Kjersti Ulvestad is Jumpstart’s former Associate Director of Research and Evaluation. Irene Chen is Jumpstart’s former Manager of Research and Development.
As President Obama reminded us all in his recent State of the Union address, “Research shows that one of the best investments we can make in a child’s life is high-quality early education.” With that in mind, we’re pleased to announce the release of the Request for Proposals (RFP) for the 2014-2015 Jumpstart Learning Collaborative Research Grant Competition!
At Jumpstart, we’re committed to investing in promising research on the young children we serve and our dedicated adult volunteers, known as Corps members, who implement our program. Through the support of Pitney Bowes, we’ve been given the opportunity to provide up to three small grants ranging from $7,500 and $10,000 to address research questions on the processes and impact of Jumpstart. Proposals are due by April 18, 2014.
We are interested in all kinds of proposals, but our top picks for this year focus on:
Jumpstart’s impact on:
- Children’s Social Emotional and Executive functioning skills
- Children’s Phonological awareness, oral language, and/or books and print knowledge
- Dual language learners
- Corps members, specifically our community member volunteers
- Families and Family Involvement
Jumpstart’s implementation fidelity
- Fidelity to curriculum
- Corps member training
So you may ask yourself, what makes a good research proposal?
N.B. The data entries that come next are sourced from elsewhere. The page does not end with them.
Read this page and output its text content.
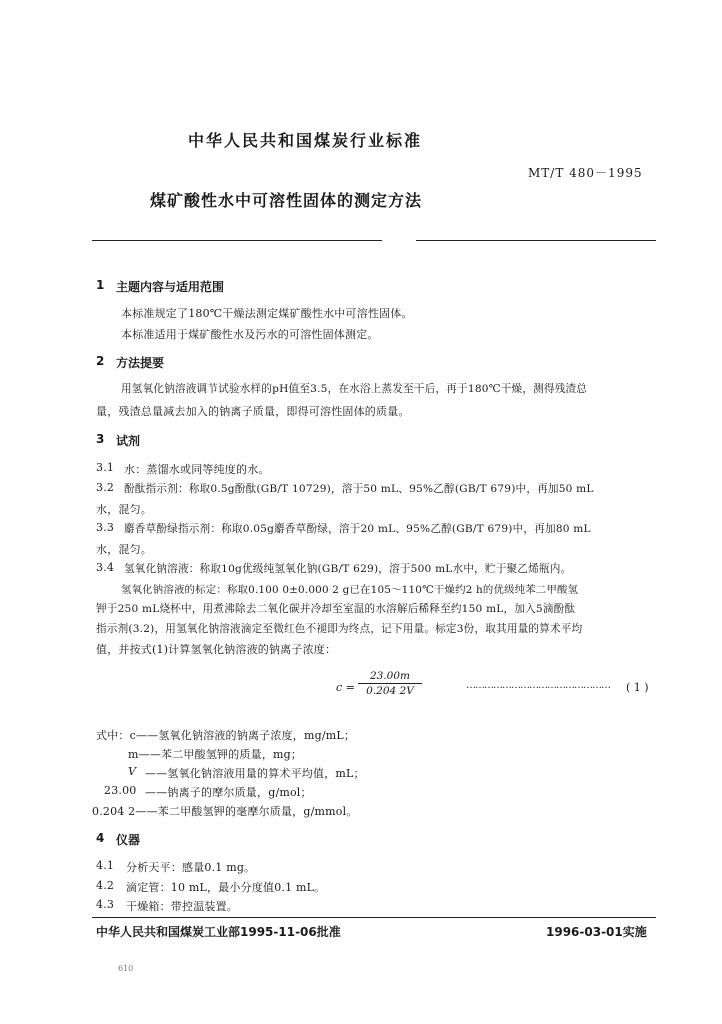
中华人民共和国煤炭行业标准
MT/T 480－1995
煤矿酸性水中可溶性固体的测定方法
1 主题内容与适用范围
本标准规定了180℃干燥法测定煤矿酸性水中可溶性固体。
本标准适用于煤矿酸性水及污水的可溶性固体测定。
2 方法提要
用氢氧化钠溶液调节试验水样的pH值至3.5，在水浴上蒸发至干后，再于180℃干燥，测得残渣总
量，残渣总量减去加入的钠离子质量，即得可溶性固体的质量。
3 试剂
3.1 水：蒸馏水或同等纯度的水。
3.2 酚酞指示剂：称取0.5g酚酞(GB/T 10729)，溶于50 mL、95%乙醇(GB/T 679)中，再加50 mL
水，混匀。
3.3 麝香草酚绿指示剂：称取0.05g麝香草酚绿，溶于20 mL、95%乙醇(GB/T 679)中，再加80 mL
水，混匀。
3.4 氢氧化钠溶液：称取10g优级纯氢氧化钠(GB/T 629)，溶于500 mL水中，贮于聚乙烯瓶内。
氢氧化钠溶液的标定：称取0.100 0±0.000 2 g已在105～110℃干燥约2 h的优级纯苯二甲酸氢
钾于250 mL烧杯中，用煮沸除去二氧化碳并冷却至室温的水溶解后稀释至约150 mL，加入5滴酚酞
指示剂(3.2)，用氢氧化钠溶液滴定至微红色不褪即为终点，记下用量。标定3份，取其用量的算术平均
值，并按式(1)计算氢氧化钠溶液的钠离子浓度：
c =
23.00m
0.204 2V	………………………………………… ( 1 )
式中：c——氢氧化钠溶液的钠离子浓度，mg/mL；
m——苯二甲酸氢钾的质量，mg；
V ——氢氧化钠溶液用量的算术平均值，mL；
23.00 ——钠离子的摩尔质量，g/mol；
0.204 2——苯二甲酸氢钾的毫摩尔质量，g/mmol。
4 仪器
4.1 分析天平：感量0.1 mg。
4.2 滴定管：10 mL，最小分度值0.1 mL。
4.3 干燥箱：带控温装置。
中华人民共和国煤炭工业部1995-11-06批准	1996-03-01实施
610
It all comes down to two important proposal elements: the significant research question(s) and the methodology.
Significant Research Question(s)
The significant research question should be relevant to Jumpstart and has supporting research literature to back it up. It should discuss why Jumpstart as a supplementary enrichment program working within existing preschool programs is important.
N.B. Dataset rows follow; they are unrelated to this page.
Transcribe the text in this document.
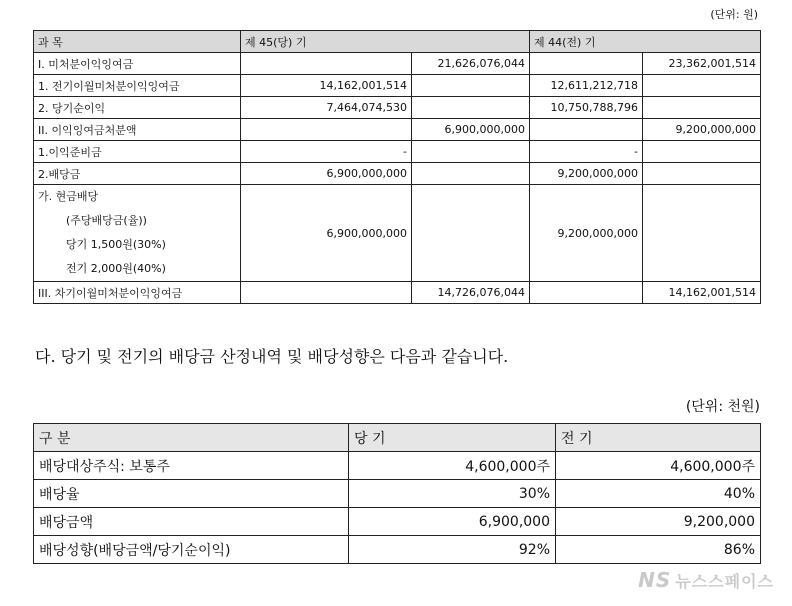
(단위: 원)
과 목	제 45(당) 기		제 44(전) 기	
I. 미처분이익잉여금		21,626,076,044		23,362,001,514
1. 전기이월미처분이익잉여금	14,162,001,514		12,611,212,718	
2. 당기순이익	7,464,074,530		10,750,788,796	
II. 이익잉여금처분액		6,900,000,000		9,200,000,000
1.이익준비금	-		-	
2.배당금	6,900,000,000		9,200,000,000	

가. 현금배당
(주당배당금(율))
당기 1,500원(30%)
전기 2,000원(40%)	6,900,000,000		9,200,000,000	
III. 차기이월미처분이익잉여금		14,726,076,044		14,162,001,514
다. 당기 및 전기의 배당금 산정내역 및 배당성향은 다음과 같습니다.
(단위: 천원)
구 분	당 기	전 기
배당대상주식: 보통주	4,600,000주	4,600,000주
배당율	30%	40%
배당금액	6,900,000	9,200,000
배당성향(배당금액/당기순이익)	92%	86%
NS 뉴스스페이스
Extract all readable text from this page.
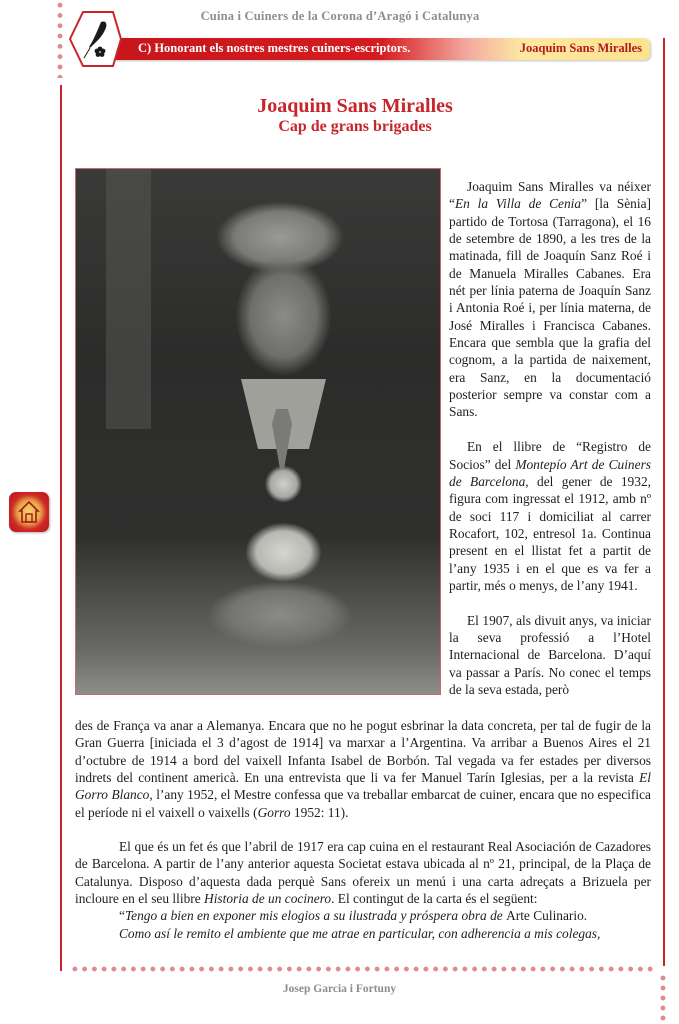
Cuina i Cuiners de la Corona d’Aragó i Catalunya
C) Honorant els nostres mestres cuiners-escriptors.	Joaquim Sans Miralles
Joaquim Sans Miralles
Cap de grans brigades

Joaquim Sans Miralles va néixer “En la Villa de Cenia” [la Sènia] partido de Tortosa (Tarragona), el 16 de setembre de 1890, a les tres de la matinada, fill de Joaquín Sanz Roé i de Manuela Miralles Cabanes. Era nét per línia paterna de Joaquín Sanz i Antonia Roé i, per línia materna, de José Miralles i Francisca Cabanes. Encara que sembla que la grafia del cognom, a la partida de naixement, era Sanz, en la documentació posterior sempre va constar com a Sans.

En el llibre de “Registro de Socios” del Montepío Art de Cuiners de Barcelona, del gener de 1932, figura com ingressat el 1912, amb nº de soci 117 i domiciliat al carrer Rocafort, 102, entresol 1a. Continua present en el llistat fet a partit de l’any 1935 i en el que es va fer a partir, més o menys, de l’any 1941.

El 1907, als divuit anys, va iniciar la seva professió a l’Hotel Internacional de Barcelona. D’aquí va passar a París. No conec el temps de la seva estada, però

des de França va anar a Alemanya. Encara que no he pogut esbrinar la data concreta, per tal de fugir de la Gran Guerra [iniciada el 3 d’agost de 1914] va marxar a l’Argentina. Va arribar a Buenos Aires el 21 d’octubre de 1914 a bord del vaixell Infanta Isabel de Borbón. Tal vegada va fer estades per diversos indrets del continent americà. En una entrevista que li va fer Manuel Tarín Iglesias, per a la revista El Gorro Blanco, l’any 1952, el Mestre confessa que va treballar embarcat de cuiner, encara que no especifica el període ni el vaixell o vaixells (Gorro 1952: 11).

El que és un fet és que l’abril de 1917 era cap cuina en el restaurant Real Asociación de Cazadores de Barcelona. A partir de l’any anterior aquesta Societat estava ubicada al nº 21, principal, de la Plaça de Catalunya. Disposo d’aquesta dada perquè Sans ofereix un menú i una carta adreçats a Brizuela per incloure en el seu llibre Historia de un cocinero. El contingut de la carta és el següent:

“Tengo a bien en exponer mis elogios a su ilustrada y próspera obra de Arte Culinario.

Como así le remito el ambiente que me atrae en particular, con adherencia a mis colegas,

Josep Garcia i Fortuny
The methodology is also vitally important. A great idea without an action plan is just another idea. A great methodology includes your sample, research design, data collection process, and data analysis plan. Some multilevel models wouldn’t hurt either.
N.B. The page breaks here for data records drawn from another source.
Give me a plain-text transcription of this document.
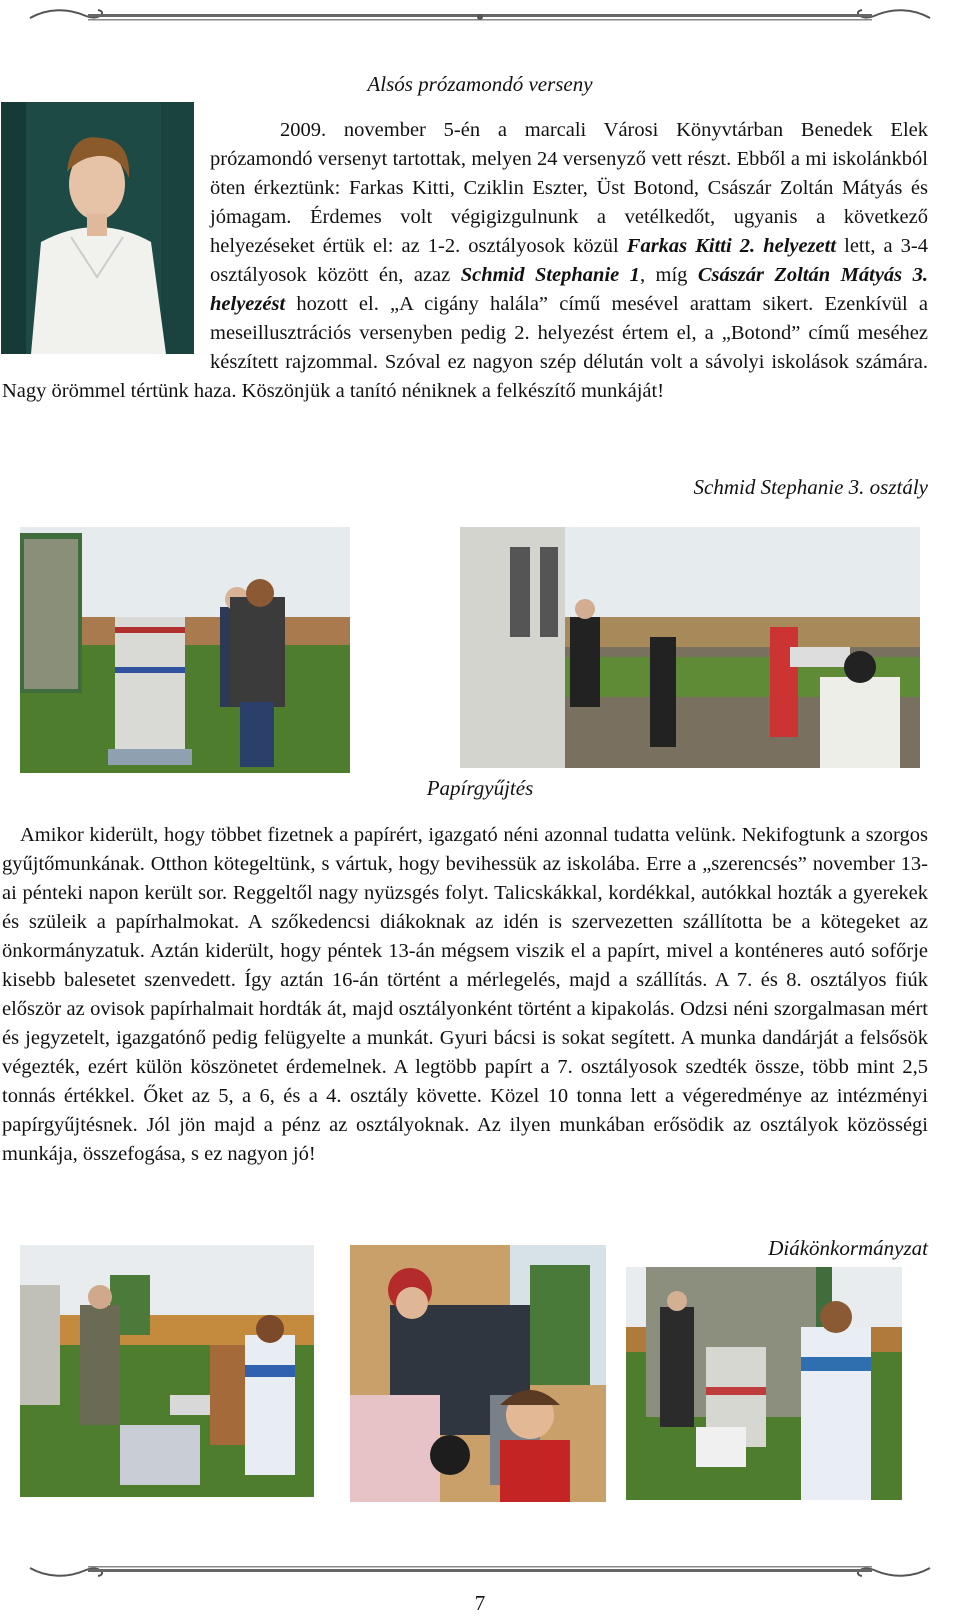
Alsós prózamondó verseny
2009. november 5-én a marcali Városi Könyvtárban Benedek Elek prózamondó versenyt tartottak, melyen 24 versenyző vett részt. Ebből a mi iskolánkból öten érkeztünk: Farkas Kitti, Cziklin Eszter, Üst Botond, Császár Zoltán Mátyás és jómagam. Érdemes volt végigizgulnunk a vetélkedőt, ugyanis a következő helyezéseket értük el: az 1-2. osztályosok közül Farkas Kitti 2. helyezett lett, a 3-4 osztályosok között én, azaz Schmid Stephanie 1, míg Császár Zoltán Mátyás 3. helyezést hozott el. „A cigány halála” című mesével arattam sikert. Ezenkívül a meseillusztrációs versenyben pedig 2. helyezést értem el, a „Botond” című meséhez készített rajzommal. Szóval ez nagyon szép délután volt a sávolyi iskolások számára. Nagy örömmel tértünk haza. Köszönjük a tanító néniknek a felkészítő munkáját!
Schmid Stephanie 3. osztály
Papírgyűjtés
Amikor kiderült, hogy többet fizetnek a papírért, igazgató néni azonnal tudatta velünk. Nekifogtunk a szorgos gyűjtőmunkának. Otthon kötegeltünk, s vártuk, hogy bevihessük az iskolába. Erre a „szerencsés” november 13-ai pénteki napon került sor. Reggeltől nagy nyüzsgés folyt. Talicskákkal, kordékkal, autókkal hozták a gyerekek és szüleik a papírhalmokat. A szőkedencsi diákoknak az idén is szervezetten szállította be a kötegeket az önkormányzatuk. Aztán kiderült, hogy péntek 13-án mégsem viszik el a papírt, mivel a konténeres autó sofőrje kisebb balesetet szenvedett. Így aztán 16-án történt a mérlegelés, majd a szállítás. A 7. és 8. osztályos fiúk először az ovisok papírhalmait hordták át, majd osztályonként történt a kipakolás. Odzsi néni szorgalmasan mért és jegyzetelt, igazgatónő pedig felügyelte a munkát. Gyuri bácsi is sokat segített. A munka dandárját a felsősök végezték, ezért külön köszönetet érdemelnek. A legtöbb papírt a 7. osztályosok szedték össze, több mint 2,5 tonnás értékkel. Őket az 5, a 6, és a 4. osztály követte. Közel 10 tonna lett a végeredménye az intézményi papírgyűjtésnek. Jól jön majd a pénz az osztályoknak. Az ilyen munkában erősödik az osztályok közösségi munkája, összefogása, s ez nagyon jó!
Diákönkormányzat
7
What have some of our studies included in the past? Two recent studies funded by our grants included: a study about Jumpstart’s impact on Corps members and a study about the impact of Jumpstart programming on children’s social-emotional development and reducing toxic stress.
Dr. Deborah Hecht, at The City University of New York’s Center for Advanced Studies in Education, found that participation with Jumpstart positively impacted Corps members’ service learning experience, workforce development, and civic engagement.
Additionally, Dr. Stacy Doan, at Boston University, found that Jumpstart positively impacts children’s self-regulation skills. Both studies asked significant questions about Jumpstart’s impact and revealed some very exciting preliminary research!